Après une signature chez le géant allemand Nuclear Blast en 2010, une tournée américaine en compagnie de
Nevermore, ou
Keep of Kalessin cette année, les Brésiliens de
Sepultura reviennent taper du poing sur la table avec « Kairos », le douzième album de leur carrière. Si on entendait dire du côté de Max que le monstre de Belo Horizonte était en pleine négociation pour une reformation avec son line-up d’antan, le capitaine du bateau Andreas Kisser en a décidé autrement, allant même jusqu’à réunir ses compagnons de route pour tourner une vidéo niant une quelconque tournée avec les frères Cavalera. « Kairos » se présente donc comme l’opus qui fera taire ou non ses détracteurs.
« Kairos » marque la deuxième collaboration de
Sepultura depuis que Joey Dollabella a remplacé Igor Cavalera, qui a préféré rejoindre son frère et former son projet électro, Mixhell, avec sa femme. Pour ceux qui étaient au Hellfest, le nouveau batteur du combo a laissé une belle impression. Le groupe a même été jusqu’à ressortir du placard « Ratamahatta » pour l’évènement.
Mais à l’heure d’aujourd’hui, il n’est pas question de savoir si les membres de
Sepultura sont des techniciens aguerris. Il est question ici de connaître le réel potentiel de la formation après tous ces périples médiatiques, mais aussi de voir si les Brésiliens pourront rehausser le niveau d’un « A-lex » fragile et peu charismatique. Et comme ce dernier,
Sepultura a décidé de nous remettre dans ces histoires d’albums concepts. Après avoir parlé de l’œuvre de Dante sur l’Enfer, le Paradis et le Purgatoire avec « Dante XXI », d’avoir revu au gout du jour Orange Mécanique avec « A-Lex », « Kairos » évoque un moment précis avec le temps. Un délire temporel incompréhensible qui en laissera plus d’un dans la perplexité, mais après tout, l’important est de parler musique.

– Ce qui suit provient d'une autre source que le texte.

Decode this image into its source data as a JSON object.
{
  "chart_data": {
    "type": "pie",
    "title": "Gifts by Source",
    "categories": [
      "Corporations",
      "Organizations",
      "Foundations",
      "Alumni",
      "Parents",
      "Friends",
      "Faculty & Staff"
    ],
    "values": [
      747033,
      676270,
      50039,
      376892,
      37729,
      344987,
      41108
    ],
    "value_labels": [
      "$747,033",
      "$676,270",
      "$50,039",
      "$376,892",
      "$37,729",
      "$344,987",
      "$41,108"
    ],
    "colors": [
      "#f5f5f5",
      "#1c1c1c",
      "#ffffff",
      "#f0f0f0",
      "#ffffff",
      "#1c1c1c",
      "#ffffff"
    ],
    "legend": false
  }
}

C’est à « Spectum » d’ouvrir le bal, et l’on ressent une approche plus directe et agressive de composer de la part du quatuor. Ce morceau n’est pas imparable, mais parvient à faire entrer l’auditeur dans le disque sans trop d’efforts. Le titre éponyme est plus évocateur, le phrasé de Derrick Green est violent, les riffs de guitare sont typiques de Kisser et cela fait plaisir à entendre. Ce dernier répond présent et balance son poignet comme un forcené, dans une optique de vitesse et d’efficacité sans précédent. Le succès de
Sepultura est aussi dû à cet homme qui a su relevé le niveau de la bête depuis son arrivée en 1987. Mais comme tout album de
Sepultura depuis 15 ans, il faut se méfier et laisser le reste de l’opus se dévoiler peu à peu, à l’image de ce « Dialog » frénétique. Toute fois, nous ne ressentons pas de gêne à l’écoute de ce « Kairos » brut de décoffrage, qui laissera sans doute plus d’un mosheur sur le carreau.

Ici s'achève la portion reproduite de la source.